5 Essential API Security Headers Every Developer Should Know
Source: Dev.to
Security Headers Are Your First Line of Defense
Security headers are your API’s first line of defense. As of February 2026, proper header configuration can block most common attacks before they reach your application logic.
Strict‑Transport‑Security (HSTS)
Forces HTTPS connections. Without this, attackers can intercept traffic on insecure networks.
// Express example
app.use((req, res, next) => {
res.setHeader('Strict-Transport-Security', 'max-age=31536000; includeSubDomains');
next();
});
Best practice: Set max-age to at least 1 year (31536000 seconds).
Content‑Security‑Policy (CSP)
Controls which resources can be loaded and prevents XSS by blocking inline scripts.
res.setHeader('Content-Security-Policy',
"default-src 'self'; script-src 'self' https://trusted.cdn.com");
X‑Content‑Type‑Options
Stops browsers from MIME‑sniffing responses, preventing execution of malicious files.
res.setHeader('X-Content-Type-Options', 'nosniff');
X‑Frame‑Options
Protects against clickjacking by controlling iframe embedding.
res.setHeader('X-Frame-Options', 'DENY'); // or 'SAMEORIGIN'
CORS Headers
Controls which domains can access your API. Be specific—never use * in production.

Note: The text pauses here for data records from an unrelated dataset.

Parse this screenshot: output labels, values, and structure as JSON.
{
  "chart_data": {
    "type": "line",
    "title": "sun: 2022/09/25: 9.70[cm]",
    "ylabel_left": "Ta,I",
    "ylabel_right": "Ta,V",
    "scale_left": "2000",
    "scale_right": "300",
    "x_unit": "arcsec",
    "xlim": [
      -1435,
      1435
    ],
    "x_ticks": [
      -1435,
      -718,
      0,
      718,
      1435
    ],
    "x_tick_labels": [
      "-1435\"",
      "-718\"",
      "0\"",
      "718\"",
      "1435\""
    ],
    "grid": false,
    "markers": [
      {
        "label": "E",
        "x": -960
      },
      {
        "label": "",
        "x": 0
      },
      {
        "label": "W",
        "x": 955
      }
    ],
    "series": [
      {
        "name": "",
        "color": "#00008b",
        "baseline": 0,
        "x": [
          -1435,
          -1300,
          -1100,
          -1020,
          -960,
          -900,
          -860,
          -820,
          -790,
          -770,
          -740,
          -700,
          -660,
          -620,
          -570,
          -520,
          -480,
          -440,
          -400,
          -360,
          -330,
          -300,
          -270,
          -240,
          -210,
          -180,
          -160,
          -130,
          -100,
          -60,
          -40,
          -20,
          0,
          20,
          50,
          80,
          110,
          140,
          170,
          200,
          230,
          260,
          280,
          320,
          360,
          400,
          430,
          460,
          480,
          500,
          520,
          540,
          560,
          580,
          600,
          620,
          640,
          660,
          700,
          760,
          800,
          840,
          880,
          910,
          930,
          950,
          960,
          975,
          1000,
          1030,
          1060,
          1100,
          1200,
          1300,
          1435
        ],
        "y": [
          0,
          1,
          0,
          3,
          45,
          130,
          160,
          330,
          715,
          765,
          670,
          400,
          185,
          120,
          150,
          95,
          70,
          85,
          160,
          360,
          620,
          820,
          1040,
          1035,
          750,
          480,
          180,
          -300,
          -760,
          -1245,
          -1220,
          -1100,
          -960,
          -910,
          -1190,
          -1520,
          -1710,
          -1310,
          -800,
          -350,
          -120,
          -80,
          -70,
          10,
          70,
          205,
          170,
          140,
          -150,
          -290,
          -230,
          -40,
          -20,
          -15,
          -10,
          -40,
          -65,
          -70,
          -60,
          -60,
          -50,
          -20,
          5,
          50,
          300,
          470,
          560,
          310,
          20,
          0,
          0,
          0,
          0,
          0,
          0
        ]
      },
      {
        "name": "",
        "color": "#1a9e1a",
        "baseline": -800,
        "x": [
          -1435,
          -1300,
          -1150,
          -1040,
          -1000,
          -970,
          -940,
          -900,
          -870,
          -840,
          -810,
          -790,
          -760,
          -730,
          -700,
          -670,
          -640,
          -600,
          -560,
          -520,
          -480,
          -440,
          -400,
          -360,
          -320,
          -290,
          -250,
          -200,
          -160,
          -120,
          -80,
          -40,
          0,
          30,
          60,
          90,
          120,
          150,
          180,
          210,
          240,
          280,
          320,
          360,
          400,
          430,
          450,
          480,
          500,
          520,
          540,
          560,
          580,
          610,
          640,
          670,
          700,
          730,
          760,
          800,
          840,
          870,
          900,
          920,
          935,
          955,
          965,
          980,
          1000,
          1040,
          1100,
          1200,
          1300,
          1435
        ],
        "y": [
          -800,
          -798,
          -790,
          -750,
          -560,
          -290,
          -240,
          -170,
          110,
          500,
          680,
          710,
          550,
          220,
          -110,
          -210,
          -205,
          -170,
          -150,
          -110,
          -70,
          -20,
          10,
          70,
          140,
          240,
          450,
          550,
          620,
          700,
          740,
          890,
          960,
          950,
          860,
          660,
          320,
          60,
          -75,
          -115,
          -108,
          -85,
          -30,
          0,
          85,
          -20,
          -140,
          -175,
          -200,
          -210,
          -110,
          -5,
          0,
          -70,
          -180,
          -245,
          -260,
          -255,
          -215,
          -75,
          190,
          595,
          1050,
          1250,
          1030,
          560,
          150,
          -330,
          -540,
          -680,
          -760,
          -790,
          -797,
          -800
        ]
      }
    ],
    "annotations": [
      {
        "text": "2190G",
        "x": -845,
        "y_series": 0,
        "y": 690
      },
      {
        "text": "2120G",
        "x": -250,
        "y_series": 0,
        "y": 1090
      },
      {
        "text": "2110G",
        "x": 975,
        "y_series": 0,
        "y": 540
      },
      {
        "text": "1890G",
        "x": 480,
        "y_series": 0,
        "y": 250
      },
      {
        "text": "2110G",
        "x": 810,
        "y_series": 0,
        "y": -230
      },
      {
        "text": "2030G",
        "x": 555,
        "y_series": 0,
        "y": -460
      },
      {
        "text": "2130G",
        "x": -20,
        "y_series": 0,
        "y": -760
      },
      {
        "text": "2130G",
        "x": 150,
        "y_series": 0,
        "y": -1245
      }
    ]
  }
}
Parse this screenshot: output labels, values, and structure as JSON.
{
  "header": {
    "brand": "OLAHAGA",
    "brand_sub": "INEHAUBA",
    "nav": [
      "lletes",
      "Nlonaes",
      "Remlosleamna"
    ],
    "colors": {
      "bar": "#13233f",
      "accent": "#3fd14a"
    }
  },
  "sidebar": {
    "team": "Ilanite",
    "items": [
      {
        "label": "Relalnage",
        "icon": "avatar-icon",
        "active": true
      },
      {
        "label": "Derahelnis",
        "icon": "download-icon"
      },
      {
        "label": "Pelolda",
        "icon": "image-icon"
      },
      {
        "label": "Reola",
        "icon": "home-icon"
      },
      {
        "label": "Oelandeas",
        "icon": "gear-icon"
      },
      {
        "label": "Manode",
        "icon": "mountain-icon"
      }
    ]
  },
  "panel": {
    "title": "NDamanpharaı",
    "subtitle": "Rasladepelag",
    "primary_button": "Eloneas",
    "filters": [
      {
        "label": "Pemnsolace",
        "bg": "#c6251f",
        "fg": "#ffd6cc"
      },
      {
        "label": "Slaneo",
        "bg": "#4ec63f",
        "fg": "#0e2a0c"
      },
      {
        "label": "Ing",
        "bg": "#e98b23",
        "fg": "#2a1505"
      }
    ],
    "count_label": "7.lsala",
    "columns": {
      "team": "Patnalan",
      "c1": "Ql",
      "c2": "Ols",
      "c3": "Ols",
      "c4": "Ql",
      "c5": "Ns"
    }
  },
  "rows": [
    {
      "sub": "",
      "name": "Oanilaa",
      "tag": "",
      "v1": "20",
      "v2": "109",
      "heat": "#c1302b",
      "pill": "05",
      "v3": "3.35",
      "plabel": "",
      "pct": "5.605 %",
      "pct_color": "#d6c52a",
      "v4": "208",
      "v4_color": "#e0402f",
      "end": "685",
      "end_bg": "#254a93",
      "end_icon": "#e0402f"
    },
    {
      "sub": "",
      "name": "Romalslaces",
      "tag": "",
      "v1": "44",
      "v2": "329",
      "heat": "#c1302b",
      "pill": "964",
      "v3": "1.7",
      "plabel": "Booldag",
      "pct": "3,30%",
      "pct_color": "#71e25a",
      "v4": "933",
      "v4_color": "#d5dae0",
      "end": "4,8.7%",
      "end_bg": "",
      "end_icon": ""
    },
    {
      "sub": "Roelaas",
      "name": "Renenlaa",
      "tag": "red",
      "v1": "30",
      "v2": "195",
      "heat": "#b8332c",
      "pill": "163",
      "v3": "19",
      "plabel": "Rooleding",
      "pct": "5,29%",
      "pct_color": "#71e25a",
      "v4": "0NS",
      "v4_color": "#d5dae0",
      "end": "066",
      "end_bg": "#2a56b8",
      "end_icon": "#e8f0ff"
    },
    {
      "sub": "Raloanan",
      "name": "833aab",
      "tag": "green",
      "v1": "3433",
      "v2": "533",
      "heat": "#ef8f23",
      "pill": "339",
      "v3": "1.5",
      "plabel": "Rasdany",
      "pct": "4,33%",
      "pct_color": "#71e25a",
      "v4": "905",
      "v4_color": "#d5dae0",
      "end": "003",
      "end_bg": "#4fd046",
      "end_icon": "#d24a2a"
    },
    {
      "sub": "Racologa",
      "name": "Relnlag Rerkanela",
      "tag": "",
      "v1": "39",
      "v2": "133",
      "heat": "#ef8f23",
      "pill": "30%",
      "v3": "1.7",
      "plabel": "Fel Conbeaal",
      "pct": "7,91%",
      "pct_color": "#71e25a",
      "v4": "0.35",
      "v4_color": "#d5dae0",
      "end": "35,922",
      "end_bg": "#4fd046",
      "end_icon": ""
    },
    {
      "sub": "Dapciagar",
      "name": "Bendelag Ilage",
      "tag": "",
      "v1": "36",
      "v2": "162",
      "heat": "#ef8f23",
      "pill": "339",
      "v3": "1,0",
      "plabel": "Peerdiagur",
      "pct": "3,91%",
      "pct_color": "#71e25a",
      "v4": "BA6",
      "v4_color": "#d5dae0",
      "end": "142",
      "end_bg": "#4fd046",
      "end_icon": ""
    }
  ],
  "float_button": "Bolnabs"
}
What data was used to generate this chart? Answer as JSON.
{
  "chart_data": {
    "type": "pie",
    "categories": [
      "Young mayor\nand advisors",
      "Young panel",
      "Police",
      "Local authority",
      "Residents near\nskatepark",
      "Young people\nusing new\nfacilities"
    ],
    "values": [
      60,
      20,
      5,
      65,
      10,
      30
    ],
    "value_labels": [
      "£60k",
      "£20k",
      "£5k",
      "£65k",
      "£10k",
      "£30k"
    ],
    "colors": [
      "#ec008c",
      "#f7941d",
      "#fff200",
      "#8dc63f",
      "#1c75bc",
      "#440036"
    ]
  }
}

res.setHeader('Access-Control-Allow-Origin', 'https://yourapp.com');
res.setHeader('Access-Control-Allow-Methods', 'GET, POST, PUT, DELETE');
res.setHeader('Access-Control-Allow-Headers', 'Content-Type, Authorization');
Using Helmet
Instead of setting headers manually, you can use the helmet package, which sets 11 security headers automatically, including all five above.
npm install helmet
import helmet from 'helmet';
app.use(helmet());
Verify Your Headers
Check your API with tools like securityheaders.com or via curl:
curl -I https://your-api.com
Look for the headers in the response. If they’re missing, add them today.